Young Louie Zamperini is the troublemaker of Torrance, California, stealing food, running like hell, and dreaming of hopping on a train and leaving town for good. His beloved older brother, Pete, manages to turn his life around, though, translating Louie's love of running from the law into a passion for track and field. Louie breaks high school records, goes to the Olympic Games in Berlin in 1936, and trains to beat the four-minute-mile.

His running career is put on hold when the Second World War breaks out. Louie enlists in the army air corps and becomes a bombardier.
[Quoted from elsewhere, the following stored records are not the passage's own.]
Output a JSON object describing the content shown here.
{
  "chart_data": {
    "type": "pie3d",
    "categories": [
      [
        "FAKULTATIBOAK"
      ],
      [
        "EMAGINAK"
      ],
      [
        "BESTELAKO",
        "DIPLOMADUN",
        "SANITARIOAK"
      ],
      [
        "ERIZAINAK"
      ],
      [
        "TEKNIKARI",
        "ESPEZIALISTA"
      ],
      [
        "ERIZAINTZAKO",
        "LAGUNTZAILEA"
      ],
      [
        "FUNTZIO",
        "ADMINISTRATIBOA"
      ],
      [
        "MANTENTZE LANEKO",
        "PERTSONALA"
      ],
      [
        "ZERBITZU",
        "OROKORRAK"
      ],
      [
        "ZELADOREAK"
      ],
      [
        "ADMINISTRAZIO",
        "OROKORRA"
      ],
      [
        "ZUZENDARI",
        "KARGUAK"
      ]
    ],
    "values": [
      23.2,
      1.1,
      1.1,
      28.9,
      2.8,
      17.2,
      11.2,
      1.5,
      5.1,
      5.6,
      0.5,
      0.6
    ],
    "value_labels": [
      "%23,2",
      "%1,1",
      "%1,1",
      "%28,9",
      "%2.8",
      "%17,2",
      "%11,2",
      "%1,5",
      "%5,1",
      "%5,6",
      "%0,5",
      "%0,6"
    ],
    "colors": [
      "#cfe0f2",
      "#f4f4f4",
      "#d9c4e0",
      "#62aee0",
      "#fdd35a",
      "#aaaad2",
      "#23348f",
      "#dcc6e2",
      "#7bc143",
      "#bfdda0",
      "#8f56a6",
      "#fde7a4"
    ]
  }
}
He and his crew, including pilot "Phil" Phillips, have a harrowing air battle in their plane, the Super Man. But Phil's pilot skills and Louie's ingenuity enables them to land the plane, even though it's riddled with over five hundred bullet holes.
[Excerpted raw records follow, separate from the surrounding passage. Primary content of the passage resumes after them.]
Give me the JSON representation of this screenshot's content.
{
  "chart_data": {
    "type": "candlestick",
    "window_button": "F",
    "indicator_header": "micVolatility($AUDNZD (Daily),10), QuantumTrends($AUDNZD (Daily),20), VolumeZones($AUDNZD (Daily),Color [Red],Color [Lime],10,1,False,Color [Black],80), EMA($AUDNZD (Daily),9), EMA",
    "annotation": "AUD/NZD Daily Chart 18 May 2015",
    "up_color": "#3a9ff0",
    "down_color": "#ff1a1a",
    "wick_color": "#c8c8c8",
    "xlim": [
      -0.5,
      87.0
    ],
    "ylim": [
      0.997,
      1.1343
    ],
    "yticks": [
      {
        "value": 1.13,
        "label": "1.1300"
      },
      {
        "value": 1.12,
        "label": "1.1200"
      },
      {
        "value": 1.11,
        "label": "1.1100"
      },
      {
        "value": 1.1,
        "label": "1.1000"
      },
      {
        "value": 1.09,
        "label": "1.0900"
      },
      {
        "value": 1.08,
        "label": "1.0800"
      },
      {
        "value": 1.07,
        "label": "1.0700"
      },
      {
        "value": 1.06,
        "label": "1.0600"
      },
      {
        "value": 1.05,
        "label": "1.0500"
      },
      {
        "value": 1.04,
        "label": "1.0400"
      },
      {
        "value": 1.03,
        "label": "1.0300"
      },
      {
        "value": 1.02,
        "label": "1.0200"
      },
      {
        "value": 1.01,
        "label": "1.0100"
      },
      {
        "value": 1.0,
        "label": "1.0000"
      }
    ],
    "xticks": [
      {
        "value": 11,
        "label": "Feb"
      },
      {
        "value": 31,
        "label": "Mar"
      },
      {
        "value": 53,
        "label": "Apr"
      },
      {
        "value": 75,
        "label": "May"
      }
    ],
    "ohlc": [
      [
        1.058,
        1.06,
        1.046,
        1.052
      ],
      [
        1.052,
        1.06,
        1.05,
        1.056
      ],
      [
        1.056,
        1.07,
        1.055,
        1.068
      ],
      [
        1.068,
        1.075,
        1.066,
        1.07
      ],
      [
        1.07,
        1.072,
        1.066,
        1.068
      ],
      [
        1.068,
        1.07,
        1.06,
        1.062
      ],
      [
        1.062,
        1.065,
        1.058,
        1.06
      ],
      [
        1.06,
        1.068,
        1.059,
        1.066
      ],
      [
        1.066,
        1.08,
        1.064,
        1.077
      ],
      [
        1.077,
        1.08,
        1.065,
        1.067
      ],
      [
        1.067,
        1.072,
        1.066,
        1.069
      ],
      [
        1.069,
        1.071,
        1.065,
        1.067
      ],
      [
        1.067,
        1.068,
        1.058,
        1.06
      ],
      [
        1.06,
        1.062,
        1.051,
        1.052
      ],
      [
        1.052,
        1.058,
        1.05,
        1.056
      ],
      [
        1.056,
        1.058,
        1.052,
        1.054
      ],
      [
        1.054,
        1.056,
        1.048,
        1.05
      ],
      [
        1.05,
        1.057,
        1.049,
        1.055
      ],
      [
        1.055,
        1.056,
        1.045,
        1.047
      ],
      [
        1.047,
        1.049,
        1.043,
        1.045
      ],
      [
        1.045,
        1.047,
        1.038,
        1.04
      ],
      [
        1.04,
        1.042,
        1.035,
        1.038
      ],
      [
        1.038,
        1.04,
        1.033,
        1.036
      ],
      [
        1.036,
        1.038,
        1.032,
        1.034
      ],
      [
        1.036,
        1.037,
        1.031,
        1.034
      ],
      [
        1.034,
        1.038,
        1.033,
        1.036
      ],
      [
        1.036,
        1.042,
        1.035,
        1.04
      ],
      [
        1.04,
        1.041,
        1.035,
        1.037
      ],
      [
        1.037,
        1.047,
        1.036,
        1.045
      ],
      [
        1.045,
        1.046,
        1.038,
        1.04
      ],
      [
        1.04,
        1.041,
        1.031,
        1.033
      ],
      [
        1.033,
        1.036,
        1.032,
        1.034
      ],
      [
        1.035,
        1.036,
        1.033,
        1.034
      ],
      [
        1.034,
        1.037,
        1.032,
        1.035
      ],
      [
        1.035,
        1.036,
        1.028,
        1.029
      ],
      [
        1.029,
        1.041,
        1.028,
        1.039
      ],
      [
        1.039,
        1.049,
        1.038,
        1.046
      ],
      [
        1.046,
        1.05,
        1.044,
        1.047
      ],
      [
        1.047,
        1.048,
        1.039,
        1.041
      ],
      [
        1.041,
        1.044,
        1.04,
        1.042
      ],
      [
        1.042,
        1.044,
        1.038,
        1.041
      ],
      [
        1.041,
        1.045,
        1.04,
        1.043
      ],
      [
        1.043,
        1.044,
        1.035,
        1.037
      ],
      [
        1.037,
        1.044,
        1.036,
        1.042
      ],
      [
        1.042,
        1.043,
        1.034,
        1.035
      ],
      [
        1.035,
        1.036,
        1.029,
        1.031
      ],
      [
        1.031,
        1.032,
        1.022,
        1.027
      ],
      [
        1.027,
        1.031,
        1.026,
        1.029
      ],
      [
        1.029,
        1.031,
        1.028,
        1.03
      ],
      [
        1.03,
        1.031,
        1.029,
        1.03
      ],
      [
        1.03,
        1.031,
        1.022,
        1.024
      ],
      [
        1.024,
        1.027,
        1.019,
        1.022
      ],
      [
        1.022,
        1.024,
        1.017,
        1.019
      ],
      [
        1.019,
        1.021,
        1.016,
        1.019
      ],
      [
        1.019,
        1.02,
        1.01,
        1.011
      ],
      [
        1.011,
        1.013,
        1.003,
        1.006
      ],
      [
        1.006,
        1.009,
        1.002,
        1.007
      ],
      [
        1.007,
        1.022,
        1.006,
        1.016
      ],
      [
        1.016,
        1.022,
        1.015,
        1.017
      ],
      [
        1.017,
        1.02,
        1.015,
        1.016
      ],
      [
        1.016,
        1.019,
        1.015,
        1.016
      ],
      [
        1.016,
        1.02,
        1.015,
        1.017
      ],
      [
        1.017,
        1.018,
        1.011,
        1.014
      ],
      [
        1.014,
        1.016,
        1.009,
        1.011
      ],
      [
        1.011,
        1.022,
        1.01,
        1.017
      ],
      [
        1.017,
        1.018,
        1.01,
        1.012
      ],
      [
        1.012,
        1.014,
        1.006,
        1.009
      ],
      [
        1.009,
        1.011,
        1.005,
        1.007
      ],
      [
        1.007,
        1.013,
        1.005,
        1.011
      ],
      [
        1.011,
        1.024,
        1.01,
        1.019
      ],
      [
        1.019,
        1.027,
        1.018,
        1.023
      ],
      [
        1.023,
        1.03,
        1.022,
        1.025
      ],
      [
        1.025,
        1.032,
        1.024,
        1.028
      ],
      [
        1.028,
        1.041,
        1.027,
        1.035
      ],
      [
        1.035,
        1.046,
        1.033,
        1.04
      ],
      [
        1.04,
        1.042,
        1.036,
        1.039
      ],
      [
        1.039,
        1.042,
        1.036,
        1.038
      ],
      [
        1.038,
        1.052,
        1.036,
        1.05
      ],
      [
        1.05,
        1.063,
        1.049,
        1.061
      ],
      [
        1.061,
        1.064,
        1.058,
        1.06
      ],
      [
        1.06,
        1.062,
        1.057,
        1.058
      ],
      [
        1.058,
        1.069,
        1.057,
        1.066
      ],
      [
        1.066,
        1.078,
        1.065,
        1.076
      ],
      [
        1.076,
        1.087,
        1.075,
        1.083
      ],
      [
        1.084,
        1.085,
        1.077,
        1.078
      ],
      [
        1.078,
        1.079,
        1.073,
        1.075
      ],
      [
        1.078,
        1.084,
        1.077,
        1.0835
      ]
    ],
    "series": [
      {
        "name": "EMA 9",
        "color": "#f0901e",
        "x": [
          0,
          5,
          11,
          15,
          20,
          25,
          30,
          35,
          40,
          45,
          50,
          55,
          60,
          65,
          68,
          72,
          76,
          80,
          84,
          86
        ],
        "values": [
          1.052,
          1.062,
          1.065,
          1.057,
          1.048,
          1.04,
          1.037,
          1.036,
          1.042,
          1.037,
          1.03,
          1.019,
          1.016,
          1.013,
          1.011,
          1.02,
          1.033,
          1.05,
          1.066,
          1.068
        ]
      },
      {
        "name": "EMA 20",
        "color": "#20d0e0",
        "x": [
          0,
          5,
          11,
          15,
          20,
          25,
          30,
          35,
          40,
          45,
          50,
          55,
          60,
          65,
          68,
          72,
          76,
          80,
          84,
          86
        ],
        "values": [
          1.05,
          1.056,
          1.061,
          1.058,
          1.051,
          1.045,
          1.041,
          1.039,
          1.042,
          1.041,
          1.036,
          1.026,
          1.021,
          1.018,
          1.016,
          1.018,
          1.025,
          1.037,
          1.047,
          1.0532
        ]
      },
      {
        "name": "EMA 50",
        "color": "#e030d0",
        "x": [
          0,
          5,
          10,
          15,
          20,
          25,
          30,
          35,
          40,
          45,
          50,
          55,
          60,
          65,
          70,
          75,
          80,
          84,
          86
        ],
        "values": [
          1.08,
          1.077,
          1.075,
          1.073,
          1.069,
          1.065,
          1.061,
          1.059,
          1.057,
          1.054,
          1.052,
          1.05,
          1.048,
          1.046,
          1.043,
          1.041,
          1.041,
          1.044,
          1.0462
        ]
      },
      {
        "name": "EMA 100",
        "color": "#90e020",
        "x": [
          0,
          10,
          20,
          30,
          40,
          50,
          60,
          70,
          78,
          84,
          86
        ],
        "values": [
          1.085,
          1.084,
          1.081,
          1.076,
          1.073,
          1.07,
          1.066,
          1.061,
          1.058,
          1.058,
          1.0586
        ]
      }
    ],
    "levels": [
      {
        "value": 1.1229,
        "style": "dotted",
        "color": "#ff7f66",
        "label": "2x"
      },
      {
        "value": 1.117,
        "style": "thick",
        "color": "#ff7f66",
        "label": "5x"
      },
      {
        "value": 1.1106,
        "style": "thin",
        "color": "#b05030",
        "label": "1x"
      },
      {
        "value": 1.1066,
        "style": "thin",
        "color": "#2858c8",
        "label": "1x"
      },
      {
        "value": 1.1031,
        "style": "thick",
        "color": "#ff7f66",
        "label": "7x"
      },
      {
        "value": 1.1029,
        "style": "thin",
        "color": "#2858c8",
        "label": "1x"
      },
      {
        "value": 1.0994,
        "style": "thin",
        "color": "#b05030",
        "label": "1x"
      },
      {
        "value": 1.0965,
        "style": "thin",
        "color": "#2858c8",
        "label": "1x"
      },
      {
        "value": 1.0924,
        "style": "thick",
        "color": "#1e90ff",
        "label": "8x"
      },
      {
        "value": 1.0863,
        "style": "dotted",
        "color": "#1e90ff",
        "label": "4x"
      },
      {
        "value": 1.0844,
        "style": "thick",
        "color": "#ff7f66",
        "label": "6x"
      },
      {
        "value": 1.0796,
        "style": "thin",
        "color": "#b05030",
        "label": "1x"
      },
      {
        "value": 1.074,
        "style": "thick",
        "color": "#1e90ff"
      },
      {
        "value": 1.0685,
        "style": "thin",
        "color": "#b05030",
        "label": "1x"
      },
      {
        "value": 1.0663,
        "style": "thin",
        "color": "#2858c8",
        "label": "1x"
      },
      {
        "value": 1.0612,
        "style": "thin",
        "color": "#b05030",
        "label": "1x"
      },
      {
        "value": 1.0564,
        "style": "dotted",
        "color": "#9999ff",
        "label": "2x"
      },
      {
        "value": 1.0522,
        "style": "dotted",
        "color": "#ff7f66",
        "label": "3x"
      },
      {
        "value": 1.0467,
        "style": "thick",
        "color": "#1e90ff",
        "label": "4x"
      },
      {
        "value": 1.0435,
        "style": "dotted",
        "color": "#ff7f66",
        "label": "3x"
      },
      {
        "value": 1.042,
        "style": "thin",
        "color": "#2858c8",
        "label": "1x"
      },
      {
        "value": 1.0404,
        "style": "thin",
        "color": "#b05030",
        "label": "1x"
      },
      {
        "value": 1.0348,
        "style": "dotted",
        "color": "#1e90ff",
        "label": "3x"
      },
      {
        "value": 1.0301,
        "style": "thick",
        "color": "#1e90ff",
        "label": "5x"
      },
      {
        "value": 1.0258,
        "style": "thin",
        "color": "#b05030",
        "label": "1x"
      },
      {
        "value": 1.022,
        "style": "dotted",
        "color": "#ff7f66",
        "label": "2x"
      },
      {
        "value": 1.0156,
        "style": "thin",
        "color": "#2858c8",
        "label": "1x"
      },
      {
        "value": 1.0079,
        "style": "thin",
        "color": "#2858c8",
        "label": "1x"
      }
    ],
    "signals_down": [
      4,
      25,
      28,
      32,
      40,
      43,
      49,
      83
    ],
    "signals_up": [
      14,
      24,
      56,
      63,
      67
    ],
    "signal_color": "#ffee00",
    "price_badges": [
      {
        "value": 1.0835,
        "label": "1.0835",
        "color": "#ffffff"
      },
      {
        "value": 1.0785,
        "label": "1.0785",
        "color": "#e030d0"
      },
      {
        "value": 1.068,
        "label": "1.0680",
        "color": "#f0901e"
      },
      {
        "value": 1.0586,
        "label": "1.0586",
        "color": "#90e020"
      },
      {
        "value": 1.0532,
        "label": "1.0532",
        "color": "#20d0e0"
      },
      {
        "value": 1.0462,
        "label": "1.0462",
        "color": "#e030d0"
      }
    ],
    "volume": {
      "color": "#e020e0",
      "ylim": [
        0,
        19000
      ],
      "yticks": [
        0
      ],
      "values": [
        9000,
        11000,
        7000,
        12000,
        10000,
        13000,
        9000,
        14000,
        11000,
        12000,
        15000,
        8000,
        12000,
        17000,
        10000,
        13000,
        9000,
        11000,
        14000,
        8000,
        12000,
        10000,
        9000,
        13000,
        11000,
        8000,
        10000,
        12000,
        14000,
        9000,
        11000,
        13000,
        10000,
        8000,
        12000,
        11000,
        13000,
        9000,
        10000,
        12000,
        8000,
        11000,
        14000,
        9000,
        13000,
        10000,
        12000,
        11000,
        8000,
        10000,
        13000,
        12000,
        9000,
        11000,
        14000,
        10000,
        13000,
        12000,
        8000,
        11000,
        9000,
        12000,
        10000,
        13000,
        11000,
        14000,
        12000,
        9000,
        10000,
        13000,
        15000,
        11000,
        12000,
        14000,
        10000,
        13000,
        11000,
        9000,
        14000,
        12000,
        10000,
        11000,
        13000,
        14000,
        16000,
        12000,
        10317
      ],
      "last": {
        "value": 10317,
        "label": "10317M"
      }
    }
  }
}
With the Super Man succumbed to its kryptonite, the men are transferred to the Green Hornet—a less-reliable plane, the Hornet is shot down over the Pacific. Only three men survive: Louie, Phil, and Mac. Phil wrestles with his guilt about crashing, Mac kind of goes nuts, and Louie wrestles a shark from the ocean with his bare hands and eats its liver. (We are not making that up.) Unfortunately, Mac dies at sea.

Louie and Phil survive for forty-six days, but only to be captured by the Japanese and holed away in a terrible POW camp. The men are shuffled from camp to camp, each one almost worse than the last, until the war ends. Louie survives, despite being pursued by a sadistic guard nicknamed the Bird, punched over two hundred times, and forced to clean a pigsty with his bare hands.

Back home, Louie reunites with his family and marries his love-at-first-sight: Cynthia. They have a daughter and, well, a drinking problem. Louie is haunted by the horrors of war and turns to alcohol to forget. He is directionless, unable to run or find a new career; he dreams of going to Japan and killing the Bird. The newlyweds' life reaches a low point when Cynthia catches Louie shaking the baby. She files for divorce.

Cynthia changes her mind when Billy Graham (yes, the Billy Graham) comes to town. She manages to convince Louie to attend one of his tent preaching sessions. Louie remembers a bargain he made with God while on the raft, and the relative peace he felt that day at sea. Finding faith enables him to quit drinking and become a motivational speaker.

Years later, Louie forgives all the men who wronged him during the war. When it turns out that the Bird is still alive, Louie hopes to meet the man and forgive him in person—the Bird refuses, but Louie sends him a letter. In 1998, Louie carries the Olympic torch past Naoetsu, where he was once imprisoned, and he puts his dark past behind him.